İlk yazının başlığı Anadolu’yu Dinlemek…
Üstad “Anadolu’yu dinlemek tabiatüstüne çıkmaktır “ dedikten sonra çok dikkatimi çeken bir öngörüde bulunuyor…
Diyor ki;
“Anadolu’nun ta derinlerinde çözülmez bir şifre ile titreyen ses dalgalarını teype almak ve bunu dünya pazarlarına sürmek: Anadolu’yu dinlemek budur. Bu morsu anlayan ve bu şifreyi çözen, İşte dünya kahramanı…
“Derinlerde yeni bir Anadolu oluşuyor.
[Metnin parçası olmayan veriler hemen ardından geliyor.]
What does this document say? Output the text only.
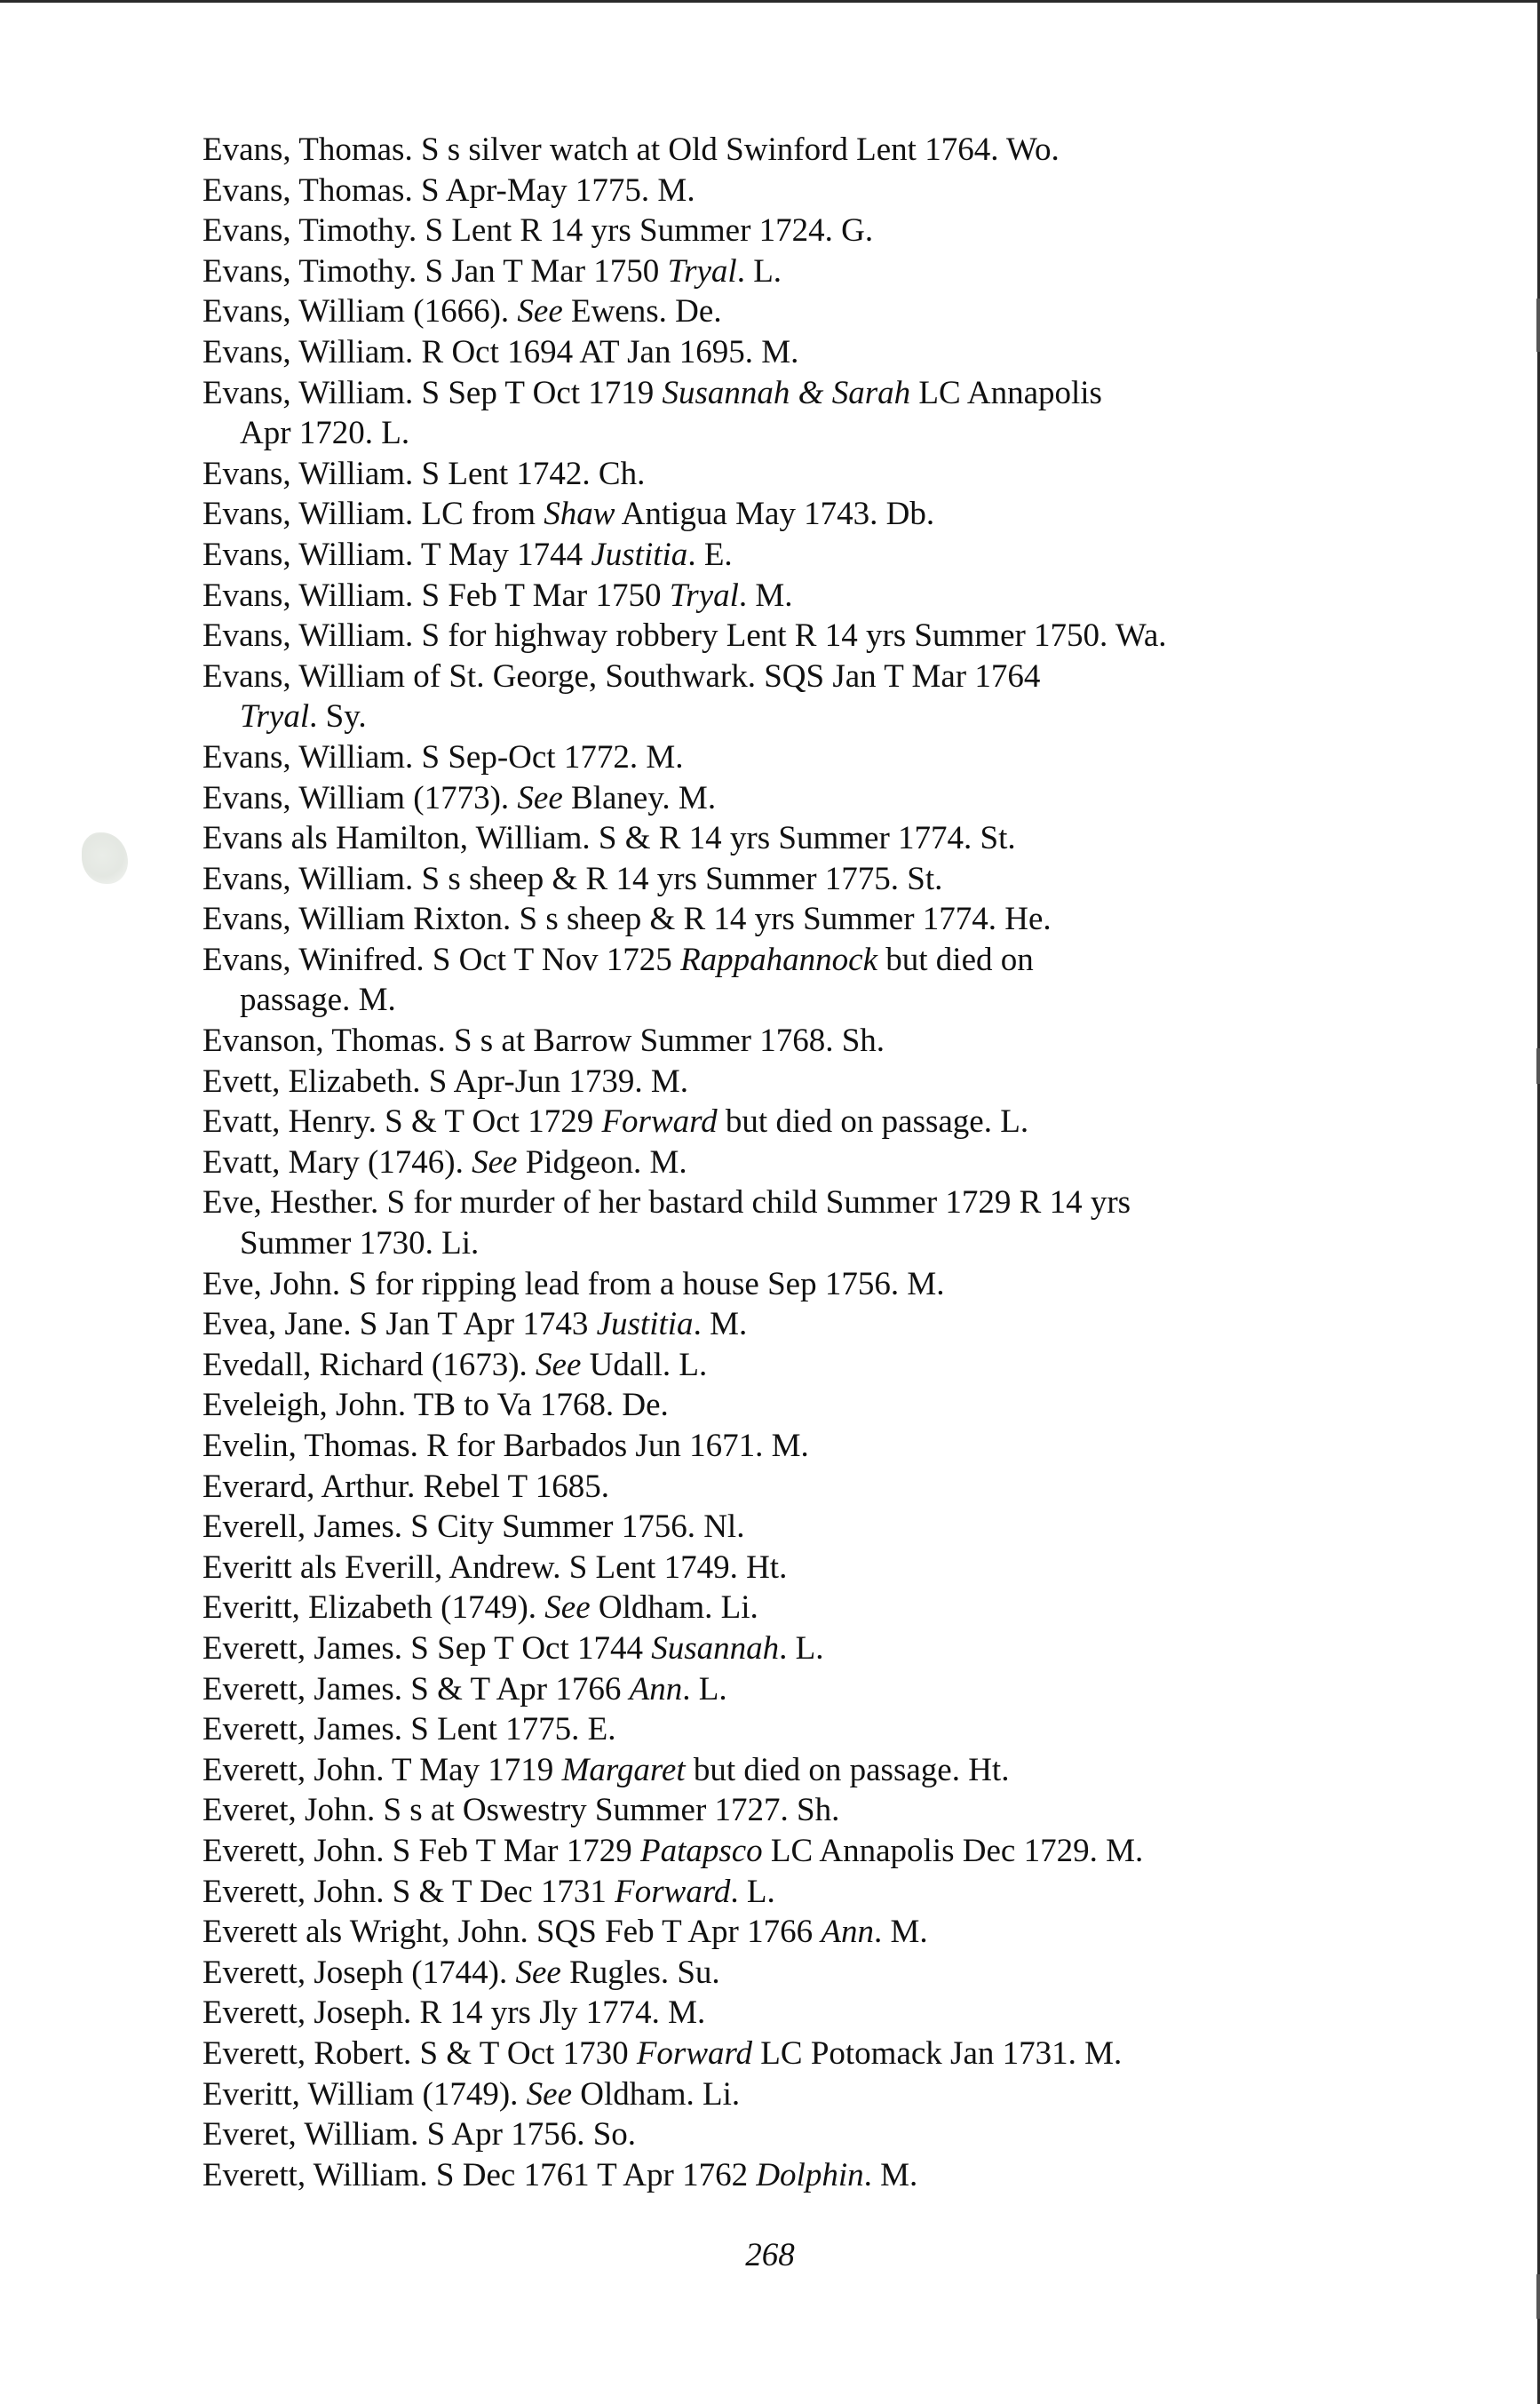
Evans, Thomas. S s silver watch at Old Swinford Lent 1764. Wo.
Evans, Thomas. S Apr-May 1775. M.
Evans, Timothy. S Lent R 14 yrs Summer 1724. G.
Evans, Timothy. S Jan T Mar 1750 Tryal. L.
Evans, William (1666). See Ewens. De.
Evans, William. R Oct 1694 AT Jan 1695. M.
Evans, William. S Sep T Oct 1719 Susannah & Sarah LC Annapolis
Apr 1720. L.
Evans, William. S Lent 1742. Ch.
Evans, William. LC from Shaw Antigua May 1743. Db.
Evans, William. T May 1744 Justitia. E.
Evans, William. S Feb T Mar 1750 Tryal. M.
Evans, William. S for highway robbery Lent R 14 yrs Summer 1750. Wa.
Evans, William of St. George, Southwark. SQS Jan T Mar 1764
Tryal. Sy.
Evans, William. S Sep-Oct 1772. M.
Evans, William (1773). See Blaney. M.
Evans als Hamilton, William. S & R 14 yrs Summer 1774. St.
Evans, William. S s sheep & R 14 yrs Summer 1775. St.
Evans, William Rixton. S s sheep & R 14 yrs Summer 1774. He.
Evans, Winifred. S Oct T Nov 1725 Rappahannock but died on
passage. M.
Evanson, Thomas. S s at Barrow Summer 1768. Sh.
Evett, Elizabeth. S Apr-Jun 1739. M.
Evatt, Henry. S & T Oct 1729 Forward but died on passage. L.
Evatt, Mary (1746). See Pidgeon. M.
Eve, Hesther. S for murder of her bastard child Summer 1729 R 14 yrs
Summer 1730. Li.
Eve, John. S for ripping lead from a house Sep 1756. M.
Evea, Jane. S Jan T Apr 1743 Justitia. M.
Evedall, Richard (1673). See Udall. L.
Eveleigh, John. TB to Va 1768. De.
Evelin, Thomas. R for Barbados Jun 1671. M.
Everard, Arthur. Rebel T 1685.
Everell, James. S City Summer 1756. Nl.
Everitt als Everill, Andrew. S Lent 1749. Ht.
Everitt, Elizabeth (1749). See Oldham. Li.
Everett, James. S Sep T Oct 1744 Susannah. L.
Everett, James. S & T Apr 1766 Ann. L.
Everett, James. S Lent 1775. E.
Everett, John. T May 1719 Margaret but died on passage. Ht.
Everet, John. S s at Oswestry Summer 1727. Sh.
Everett, John. S Feb T Mar 1729 Patapsco LC Annapolis Dec 1729. M.
Everett, John. S & T Dec 1731 Forward. L.
Everett als Wright, John. SQS Feb T Apr 1766 Ann. M.
Everett, Joseph (1744). See Rugles. Su.
Everett, Joseph. R 14 yrs Jly 1774. M.
Everett, Robert. S & T Oct 1730 Forward LC Potomack Jan 1731. M.
Everitt, William (1749). See Oldham. Li.
Everet, William. S Apr 1756. So.
Everett, William. S Dec 1761 T Apr 1762 Dolphin. M.
268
Tarihin üst planlarına çıkması yakın yepyeni bir Anadolu”
………………………………………………………………………………………………………………………………………………….
Ve bütün bu seslerden, yer altı Anadolu’sunda , şuur altı Anadolu’sunda , ced kalıntıları ile torun çığlıklarından, ağaç hışırtılarından, bir temmuz öğlesinden, bir Van sabahından, bir Diyarbakır kuşluğundan, bir Malatya öğlesinden,bir Maraş,Kayseri ve Konya ikindisinden, bir İstanbul akşamından ve bir Edirne gecesinden bir ülkü örülüyor…”
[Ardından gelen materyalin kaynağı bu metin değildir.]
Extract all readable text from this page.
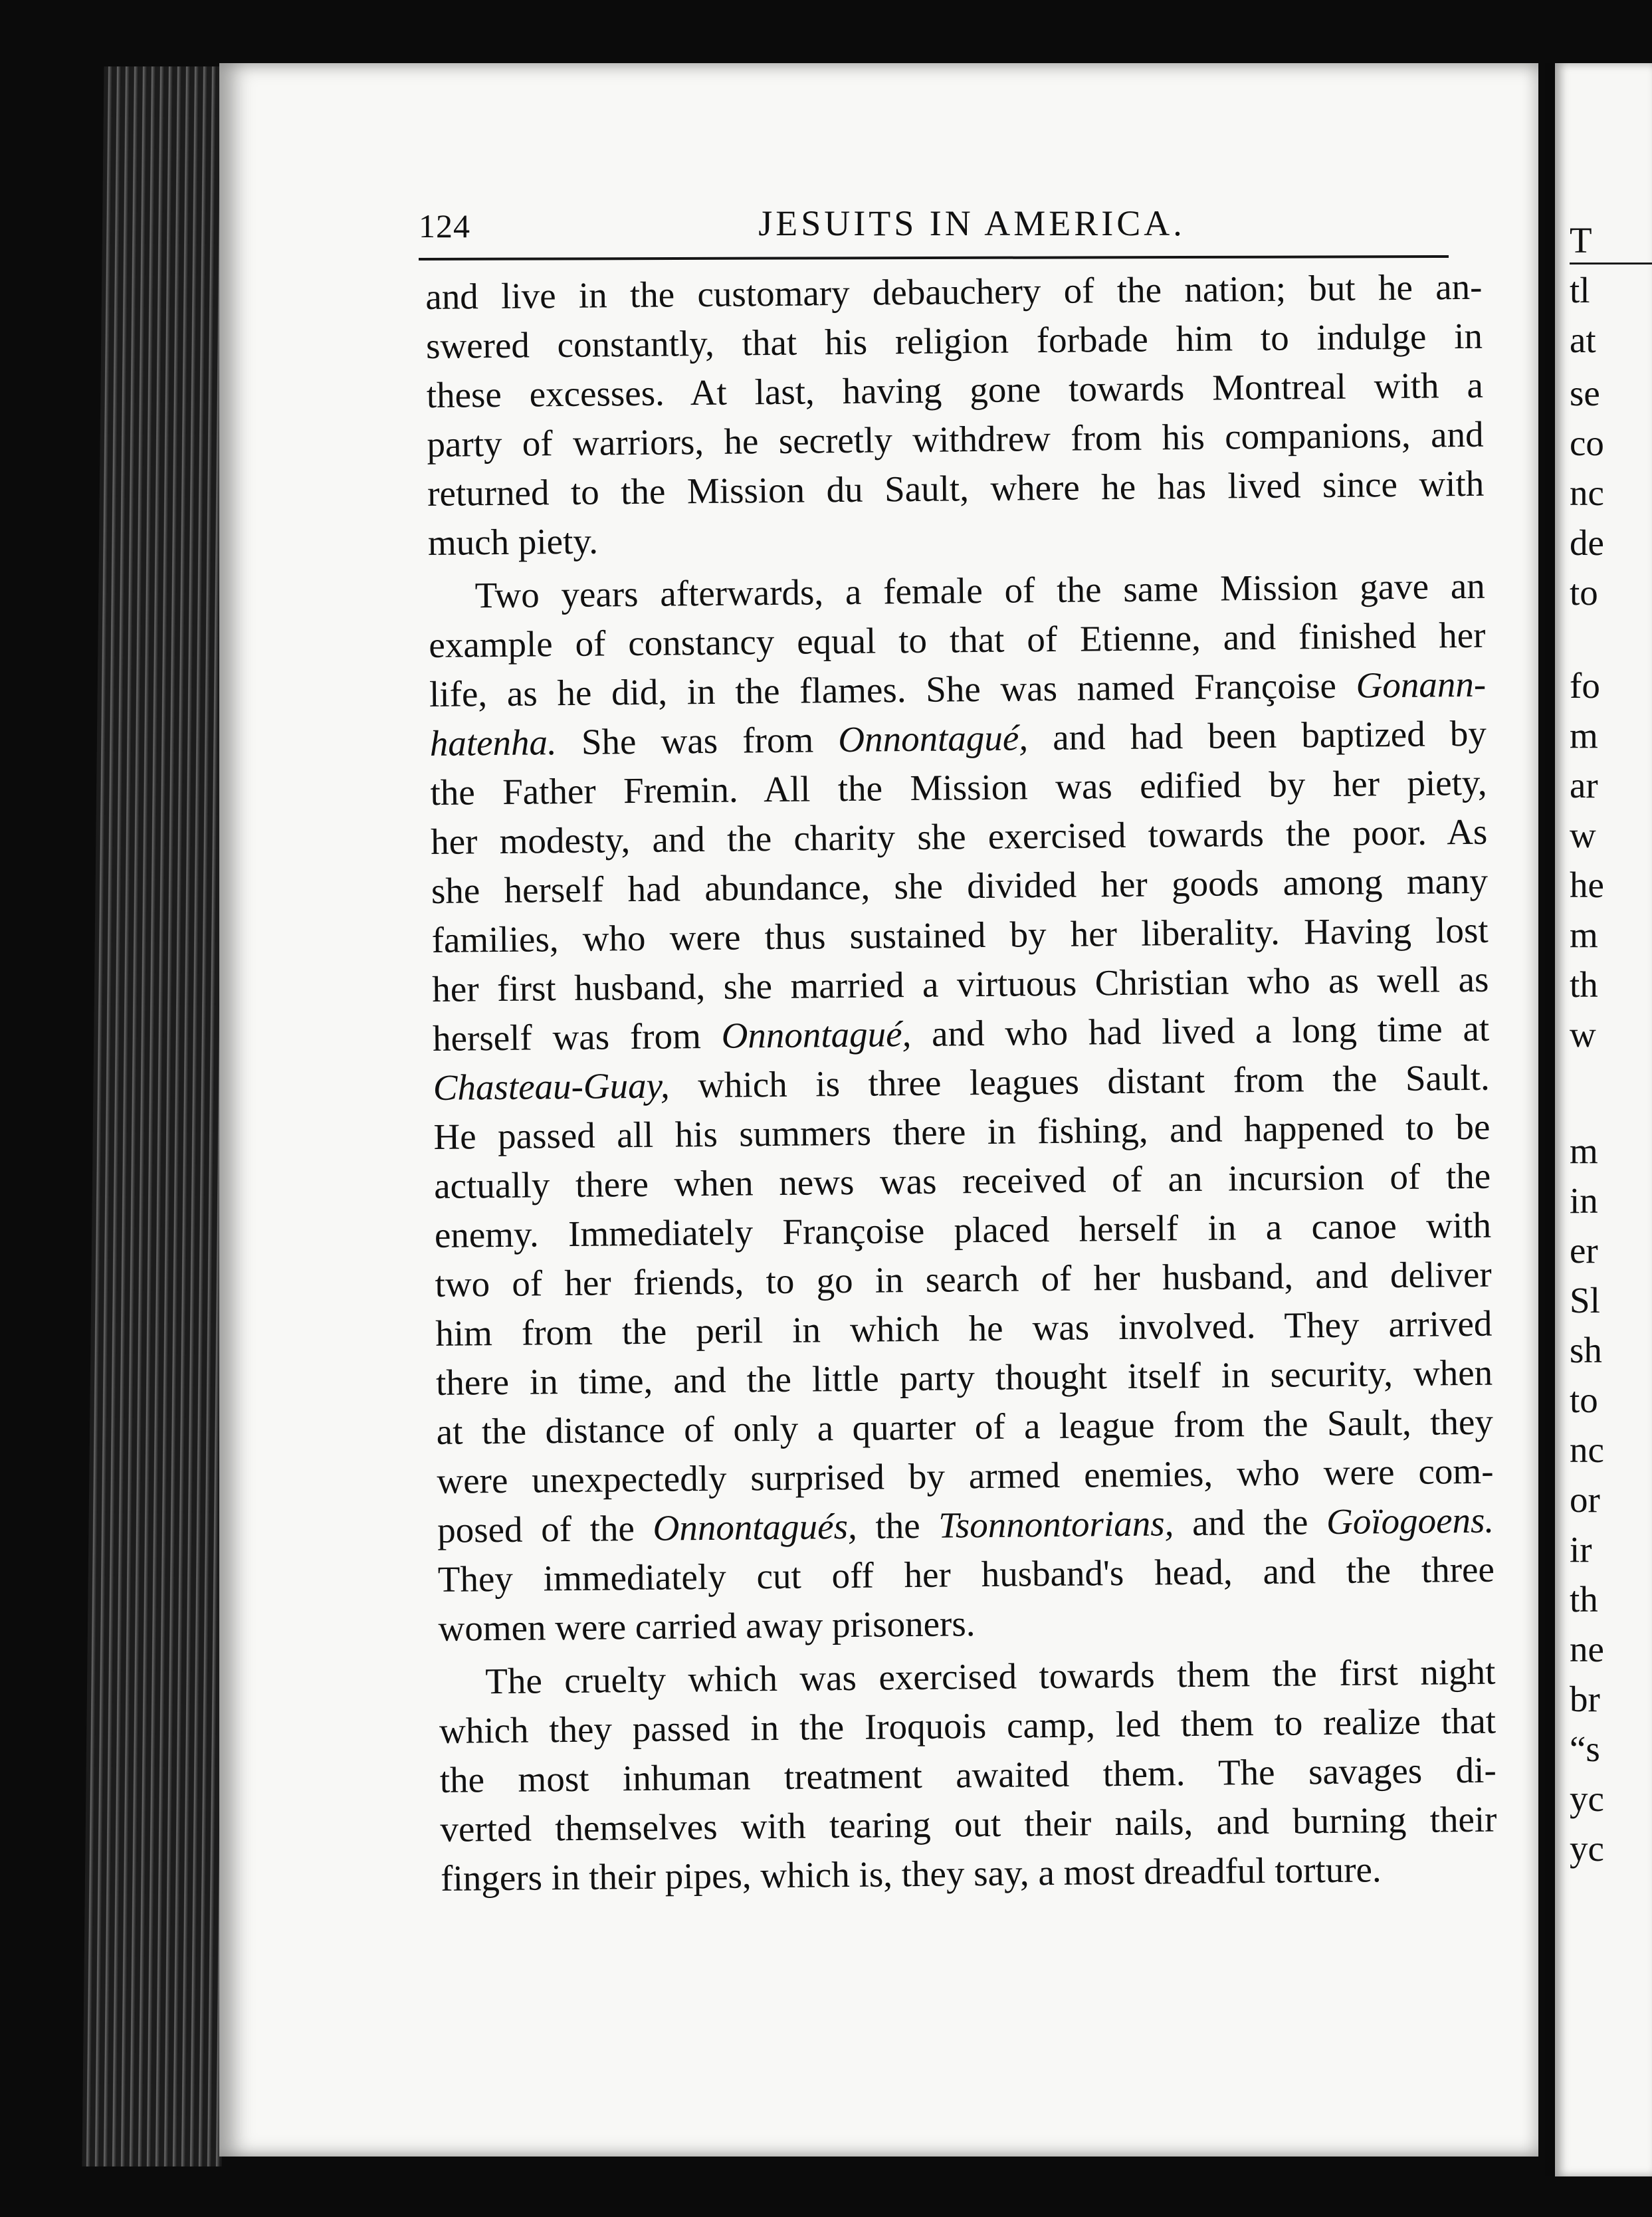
T
tl
at
se
co
nc
de
to
fo
m
ar
w
he
m
th
w
m
in
er
Sl
sh
to
nc
or
ir
th
ne
br
“s
yc
yc
124	JESUITS IN AMERICA.
and live in the customary debauchery of the nation; but he an-
swered constantly, that his religion forbade him to indulge in
these excesses. At last, having gone towards Montreal with a
party of warriors, he secretly withdrew from his companions, and
returned to the Mission du Sault, where he has lived since with
much piety.
Two years afterwards, a female of the same Mission gave an
example of constancy equal to that of Etienne, and finished her
life, as he did, in the flames. She was named Françoise Gonann-
hatenha. She was from Onnontagué, and had been baptized by
the Father Fremin. All the Mission was edified by her piety,
her modesty, and the charity she exercised towards the poor. As
she herself had abundance, she divided her goods among many
families, who were thus sustained by her liberality. Having lost
her first husband, she married a virtuous Christian who as well as
herself was from Onnontagué, and who had lived a long time at
Chasteau-Guay, which is three leagues distant from the Sault.
He passed all his summers there in fishing, and happened to be
actually there when news was received of an incursion of the
enemy. Immediately Françoise placed herself in a canoe with
two of her friends, to go in search of her husband, and deliver
him from the peril in which he was involved. They arrived
there in time, and the little party thought itself in security, when
at the distance of only a quarter of a league from the Sault, they
were unexpectedly surprised by armed enemies, who were com-
posed of the Onnontagués, the Tsonnontorians, and the Goïogoens.
They immediately cut off her husband's head, and the three
women were carried away prisoners.
The cruelty which was exercised towards them the first night
which they passed in the Iroquois camp, led them to realize that
the most inhuman treatment awaited them. The savages di-
verted themselves with tearing out their nails, and burning their
fingers in their pipes, which is, they say, a most dreadful torture.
Ve o bu köşe yazınsın sonunda muhteşem bir öneride bulunuyor:
“Kulağınızı Anadolu’nun toprağına dayayalım, bakalım bu toprağın yüreği ne diyor?”
Üstadın bu kitaptaki ikinci yazısının başlığı “Milli Mesaj”…
Çok ilginç….
Bu yazısında bir psikolji kuralından bahsediyor. “Dışı ile savaşmayan, içiyle savaşır” …. De Gaulle, Fransa’yı “ Avrupa Birliği” mesaji ile dışa çevirdi ve onu yeniden büyük devlet yaptı...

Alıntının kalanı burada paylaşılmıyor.